90 DAYS chap 2
Pair : Chanbaek, Hunbaek,slight Hunhan,ChenXiu
Genre : Boys Love, Romance, Hurt/Comfort
Rated : T+
Warning : terdapat banyak typo bertebaran, dan alur tak masuk akal.
Hari ini tepat dua minggu sejak kepulangan Baekhyun, dan dia sama sekali belum pernah menginjakkan kakinya ke dunia luar. Baekhyun hanya tak ingin membuat Hyungnya semakin risau dia tau bahwa di depan pagar rumah mereka puluhan wartawan menunggunya untuk mengelurkan informasi mengenai pesawat yang dia tumpangi.
Beberapa hari yang lalu Baekhyun sering pingsan saat ingatannya mulai bermunculan dan itu membuat Luhan khawatir setengah mati, namun sekarang Baekhyun tidak mengalami hal itu lagi hanya saja rasa nyeri dikepala yang tak bisa dia hilangkan.
Baekhyun berada di dapur saat dia mendengar bel rumahnya berbunyi, pria manis tersebut cukup kaget mengingat penjagaan ketat yang telah Hyungnya gunakan di rumah mereka jadi seseorang tidak bisa dengan mudah masuk bahkan untuk memencet bel rumah.

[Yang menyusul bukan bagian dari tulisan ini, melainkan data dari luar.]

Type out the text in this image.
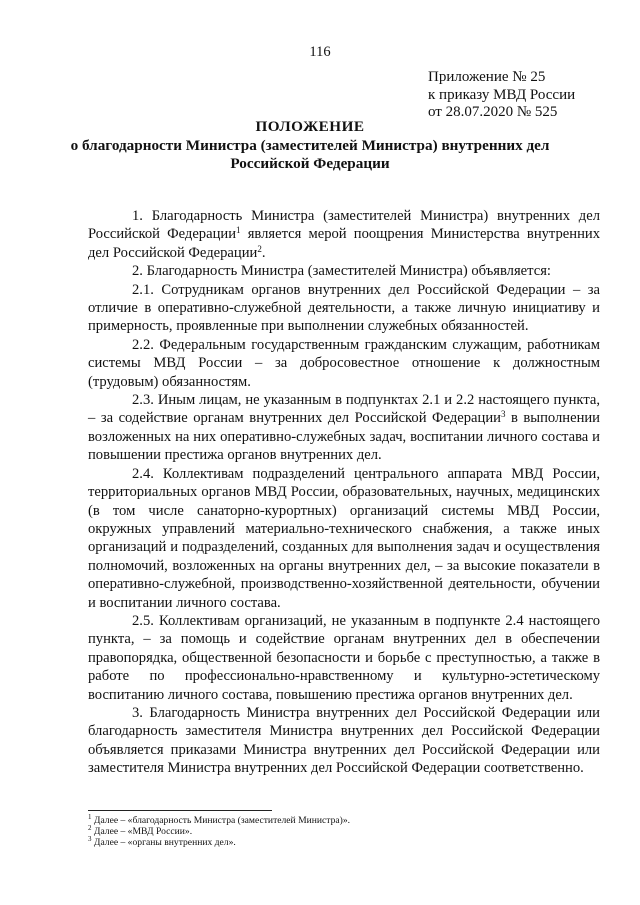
116
Приложение № 25
к приказу МВД России
от 28.07.2020 № 525
ПОЛОЖЕНИЕ
о благодарности Министра (заместителей Министра) внутренних дел Российской Федерации

1. Благодарность Министра (заместителей Министра) внутренних дел Российской Федерации$^1$ является мерой поощрения Министерства внутренних дел Российской Федерации$^2$.

2. Благодарность Министра (заместителей Министра) объявляется:

2.1. Сотрудникам органов внутренних дел Российской Федерации – за отличие в оперативно-служебной деятельности, а также личную инициативу и примерность, проявленные при выполнении служебных обязанностей.

2.2. Федеральным государственным гражданским служащим, работникам системы МВД России – за добросовестное отношение к должностным (трудовым) обязанностям.

2.3. Иным лицам, не указанным в подпунктах 2.1 и 2.2 настоящего пункта, – за содействие органам внутренних дел Российской Федерации$^3$ в выполнении возложенных на них оперативно-служебных задач, воспитании личного состава и повышении престижа органов внутренних дел.

2.4. Коллективам подразделений центрального аппарата МВД России, территориальных органов МВД России, образовательных, научных, медицинских (в том числе санаторно-курортных) организаций системы МВД России, окружных управлений материально-технического снабжения, а также иных организаций и подразделений, созданных для выполнения задач и осуществления полномочий, возложенных на органы внутренних дел, – за высокие показатели в оперативно-служебной, производственно-хозяйственной деятельности, обучении и воспитании личного состава.

2.5. Коллективам организаций, не указанным в подпункте 2.4 настоящего пункта, – за помощь и содействие органам внутренних дел в обеспечении правопорядка, общественной безопасности и борьбе с преступностью, а также в работе по профессионально-нравственному и культурно-эстетическому воспитанию личного состава, повышению престижа органов внутренних дел.

3. Благодарность Министра внутренних дел Российской Федерации или благодарность заместителя Министра внутренних дел Российской Федерации объявляется приказами Министра внутренних дел Российской Федерации или заместителя Министра внутренних дел Российской Федерации соответственно.

$^1$ Далее – «благодарность Министра (заместителей Министра)».
$^2$ Далее – «МВД России».
$^3$ Далее – «органы внутренних дел».
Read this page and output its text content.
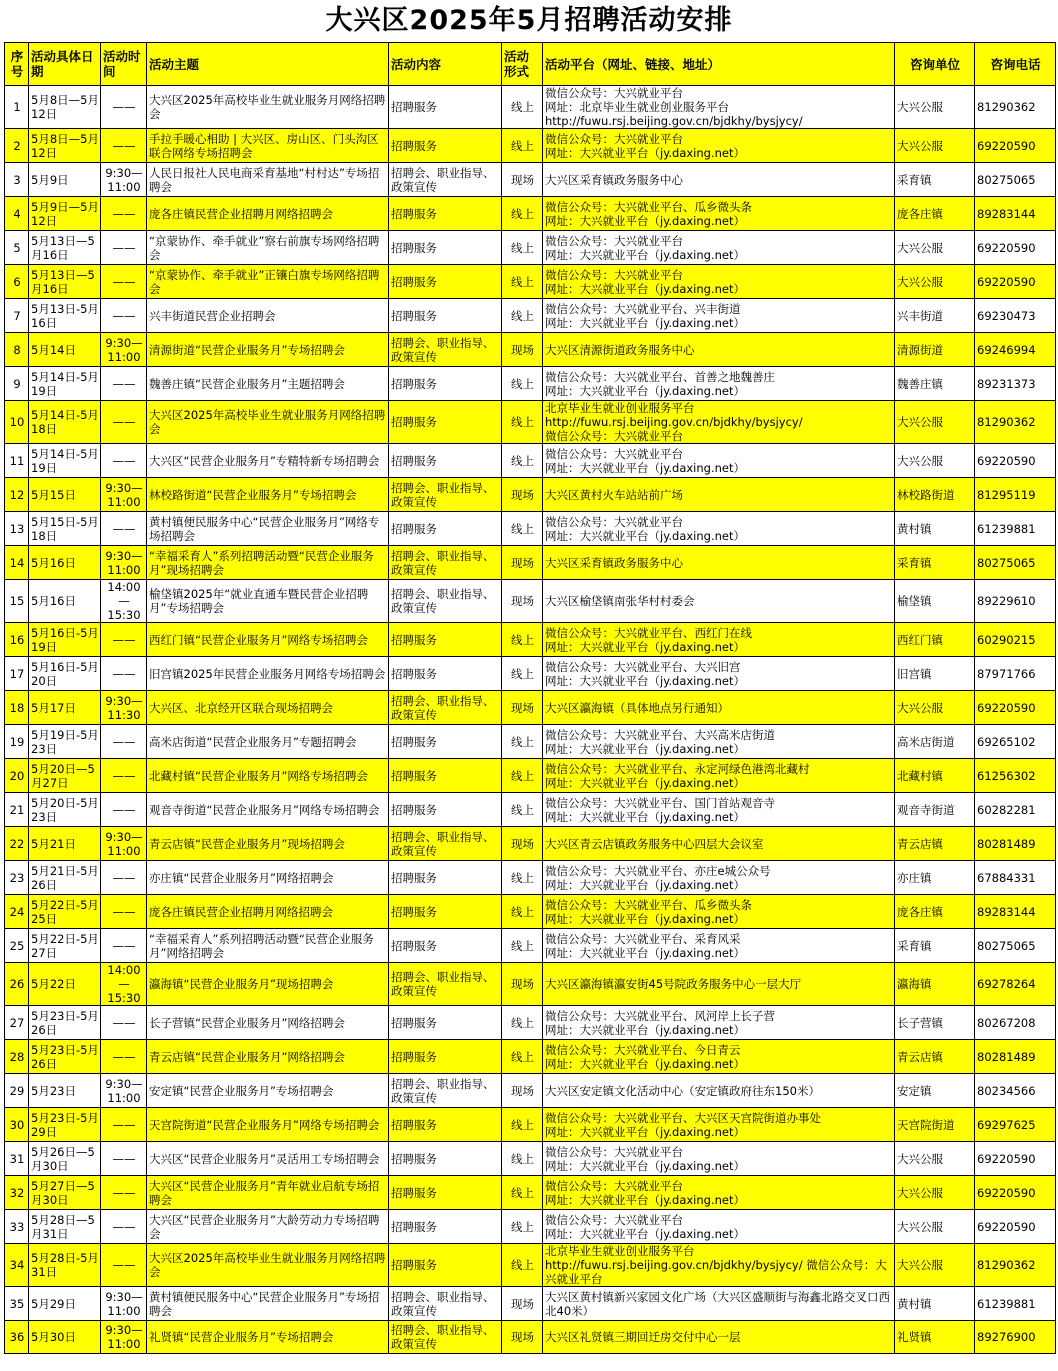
大兴区2025年5月招聘活动安排
序号	活动具体日期	活动时间	活动主题	活动内容	活动形式	活动平台（网址、链接、地址）	咨询单位	咨询电话
1	5月8日—5月12日	——	大兴区2025年高校毕业生就业服务月网络招聘会	招聘服务	线上	微信公众号：大兴就业平台
网址：北京毕业生就业创业服务平台
http://fuwu.rsj.beijing.gov.cn/bjdkhy/bysjycy/	大兴公服	81290362
2	5月8日—5月12日	——	手拉手暖心相助 | 大兴区、房山区、门头沟区联合网络专场招聘会	招聘服务	线上	微信公众号：大兴就业平台
网址：大兴就业平台（jy.daxing.net）	大兴公服	69220590
3	5月9日	9:30—11:00	人民日报社人民电商采育基地“村村达”专场招聘会	招聘会、职业指导、政策宣传	现场	大兴区采育镇政务服务中心	采育镇	80275065
4	5月9日—5月12日	——	庞各庄镇民营企业招聘月网络招聘会	招聘服务	线上	微信公众号：大兴就业平台、瓜乡微头条
网址：大兴就业平台（jy.daxing.net）	庞各庄镇	89283144
5	5月13日—5月16日	——	“京蒙协作、牵手就业”察右前旗专场网络招聘会	招聘服务	线上	微信公众号：大兴就业平台
网址：大兴就业平台（jy.daxing.net）	大兴公服	69220590
6	5月13日—5月16日	——	“京蒙协作、牵手就业”正镶白旗专场网络招聘会	招聘服务	线上	微信公众号：大兴就业平台
网址：大兴就业平台（jy.daxing.net）	大兴公服	69220590
7	5月13日-5月16日	——	兴丰街道民营企业招聘会	招聘服务	线上	微信公众号：大兴就业平台、兴丰街道
网址：大兴就业平台（jy.daxing.net）	兴丰街道	69230473
8	5月14日	9:30—11:00	清源街道“民营企业服务月”专场招聘会	招聘会、职业指导、政策宣传	现场	大兴区清源街道政务服务中心	清源街道	69246994
9	5月14日-5月19日	——	魏善庄镇“民营企业服务月”主题招聘会	招聘服务	线上	微信公众号：大兴就业平台、首善之地魏善庄
网址：大兴就业平台（jy.daxing.net）	魏善庄镇	89231373
10	5月14日-5月18日	——	大兴区2025年高校毕业生就业服务月网络招聘会	招聘服务	线上	北京毕业生就业创业服务平台
http://fuwu.rsj.beijing.gov.cn/bjdkhy/bysjycy/
微信公众号：大兴就业平台	大兴公服	81290362
11	5月14日-5月19日	——	大兴区“民营企业服务月”专精特新专场招聘会	招聘服务	线上	微信公众号：大兴就业平台
网址：大兴就业平台（jy.daxing.net）	大兴公服	69220590
12	5月15日	9:30—11:00	林校路街道“民营企业服务月”专场招聘会	招聘会、职业指导、政策宣传	现场	大兴区黄村火车站站前广场	林校路街道	81295119
13	5月15日-5月18日	——	黄村镇便民服务中心“民营企业服务月”网络专场招聘会	招聘服务	线上	微信公众号：大兴就业平台
网址：大兴就业平台（jy.daxing.net）	黄村镇	61239881
14	5月16日	9:30—11:00	“幸福采育人”系列招聘活动暨“民营企业服务月”现场招聘会	招聘会、职业指导、政策宣传	现场	大兴区采育镇政务服务中心	采育镇	80275065
15	5月16日	14:00—15:30	榆垡镇2025年“就业直通车暨民营企业招聘月”专场招聘会	招聘会、职业指导、政策宣传	现场	大兴区榆垡镇南张华村村委会	榆垡镇	89229610
16	5月16日-5月19日	——	西红门镇“民营企业服务月”网络专场招聘会	招聘服务	线上	微信公众号：大兴就业平台、西红门在线
网址：大兴就业平台（jy.daxing.net）	西红门镇	60290215
17	5月16日-5月20日	——	旧宫镇2025年民营企业服务月网络专场招聘会	招聘服务	线上	微信公众号：大兴就业平台、大兴旧宫
网址：大兴就业平台（jy.daxing.net）	旧宫镇	87971766
18	5月17日	9:30—11:30	大兴区、北京经开区联合现场招聘会	招聘会、职业指导、政策宣传	现场	大兴区瀛海镇（具体地点另行通知）	大兴公服	69220590
19	5月19日-5月23日	——	高米店街道“民营企业服务月”专题招聘会	招聘服务	线上	微信公众号：大兴就业平台、大兴高米店街道
网址：大兴就业平台（jy.daxing.net）	高米店街道	69265102
20	5月20日—5月27日	——	北藏村镇“民营企业服务月”网络专场招聘会	招聘服务	线上	微信公众号：大兴就业平台、永定河绿色港湾北藏村
网址：大兴就业平台（jy.daxing.net）	北藏村镇	61256302
21	5月20日-5月23日	——	观音寺街道“民营企业服务月”网络专场招聘会	招聘服务	线上	微信公众号：大兴就业平台、国门首站观音寺
网址：大兴就业平台（jy.daxing.net）	观音寺街道	60282281
22	5月21日	9:30—11:00	青云店镇“民营企业服务月”现场招聘会	招聘会、职业指导、政策宣传	现场	大兴区青云店镇政务服务中心四层大会议室	青云店镇	80281489
23	5月21日-5月26日	——	亦庄镇“民营企业服务月”网络招聘会	招聘服务	线上	微信公众号：大兴就业平台、亦庄e城公众号
网址：大兴就业平台（jy.daxing.net）	亦庄镇	67884331
24	5月22日-5月25日	——	庞各庄镇民营企业招聘月网络招聘会	招聘服务	线上	微信公众号：大兴就业平台、瓜乡微头条
网址：大兴就业平台（jy.daxing.net）	庞各庄镇	89283144
25	5月22日-5月27日	——	“幸福采育人”系列招聘活动暨“民营企业服务月”网络招聘会	招聘服务	线上	微信公众号：大兴就业平台、采育风采
网址：大兴就业平台（jy.daxing.net）	采育镇	80275065
26	5月22日	14:00—15:30	瀛海镇“民营企业服务月”现场招聘会	招聘会、职业指导、政策宣传	现场	大兴区瀛海镇瀛安街45号院政务服务中心一层大厅	瀛海镇	69278264
27	5月23日-5月26日	——	长子营镇“民营企业服务月”网络招聘会	招聘服务	线上	微信公众号：大兴就业平台、风河岸上长子营
网址：大兴就业平台（jy.daxing.net）	长子营镇	80267208
28	5月23日-5月26日	——	青云店镇“民营企业服务月”网络招聘会	招聘服务	线上	微信公众号：大兴就业平台、今日青云
网址：大兴就业平台（jy.daxing.net）	青云店镇	80281489
29	5月23日	9:30—11:00	安定镇“民营企业服务月”专场招聘会	招聘会、职业指导、政策宣传	现场	大兴区安定镇文化活动中心（安定镇政府往东150米）	安定镇	80234566
30	5月23日-5月29日	——	天宫院街道“民营企业服务月”网络专场招聘会	招聘服务	线上	微信公众号：大兴就业平台、大兴区天宫院街道办事处
网址：大兴就业平台（jy.daxing.net）	天宫院街道	69297625
31	5月26日—5月30日	——	大兴区“民营企业服务月”灵活用工专场招聘会	招聘服务	线上	微信公众号：大兴就业平台
网址：大兴就业平台（jy.daxing.net）	大兴公服	69220590
32	5月27日—5月30日	——	大兴区“民营企业服务月”青年就业启航专场招聘会	招聘服务	线上	微信公众号：大兴就业平台
网址：大兴就业平台（jy.daxing.net）	大兴公服	69220590
33	5月28日—5月31日	——	大兴区“民营企业服务月”大龄劳动力专场招聘会	招聘服务	线上	微信公众号：大兴就业平台
网址：大兴就业平台（jy.daxing.net）	大兴公服	69220590
34	5月28日-5月31日	——	大兴区2025年高校毕业生就业服务月网络招聘会	招聘服务	线上	北京毕业生就业创业服务平台
http://fuwu.rsj.beijing.gov.cn/bjdkhy/bysjycy/ 微信公众号：大兴就业平台	大兴公服	81290362
35	5月29日	9:30—11:00	黄村镇便民服务中心“民营企业服务月”专场招聘会	招聘会、职业指导、政策宣传	现场	大兴区黄村镇新兴家园文化广场（大兴区盛顺街与海鑫北路交叉口西北40米）	黄村镇	61239881
36	5月30日	9:30—11:00	礼贤镇“民营企业服务月”专场招聘会	招聘会、职业指导、政策宣传	现场	大兴区礼贤镇三期回迁房交付中心一层	礼贤镇	89276900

"Suho-si bukankah aku sudah bilang aku tak mau melakukannya." Baekhyun mendengar suara kakaknya dari ruang tamu.
Pria mungil itu berjalan menuju belakang tembok mengintip siapa tamu tersebut. Kemudian netranya melihat seorang pria berpakaian lengkap dengan jas hitam yang sangat rapi.
"Luhan, kau tak bisa terus menyembunyikannya mereka butuh kepastian dan yang bisa memberikannya adalah adimu." Ucap Suho.
"lalu menurutmu apa yang kau lakukan padaku? kau tak pernah memberiku kepastian, aku kadang merasa sangat lega saat mendengar berita jika pesawat sialan itu tidak pernah menghilang tapi terkadang aku hampir gila saat mendengar jika pesawat itu menghilang dan tak ada yang selamat." Baekhyun melihat kedua bahu hyungnya yang bergetar, dia yakin bahwa hyungnya tengah menagis.
"Maafkan aku Luhan, saat itu aku benar-benar tidak tau apa yang harus aku lakukan, pihak agensi terus menekanku dari atas dan para penggemar menekanku dari bawah aku tak bisa melakukan apapun. Kumohon hanya adikmu yang bisa meredam segala rumor yang beredar." Ujar Suho, dia berdiri dari duduknya dan mengelus pundak Luhan.
"tapi adikku tidak bisa mengingat apapun selama 90 hari dia menghilang." Ucap Luhan dengan suara serak.
"tenang saja aku mengenal seorang Psikiater yang bisa mengobati Baekhyun, lagipula dia juga perlu tau siapa ayah dari bayi yang dia kandungkan?"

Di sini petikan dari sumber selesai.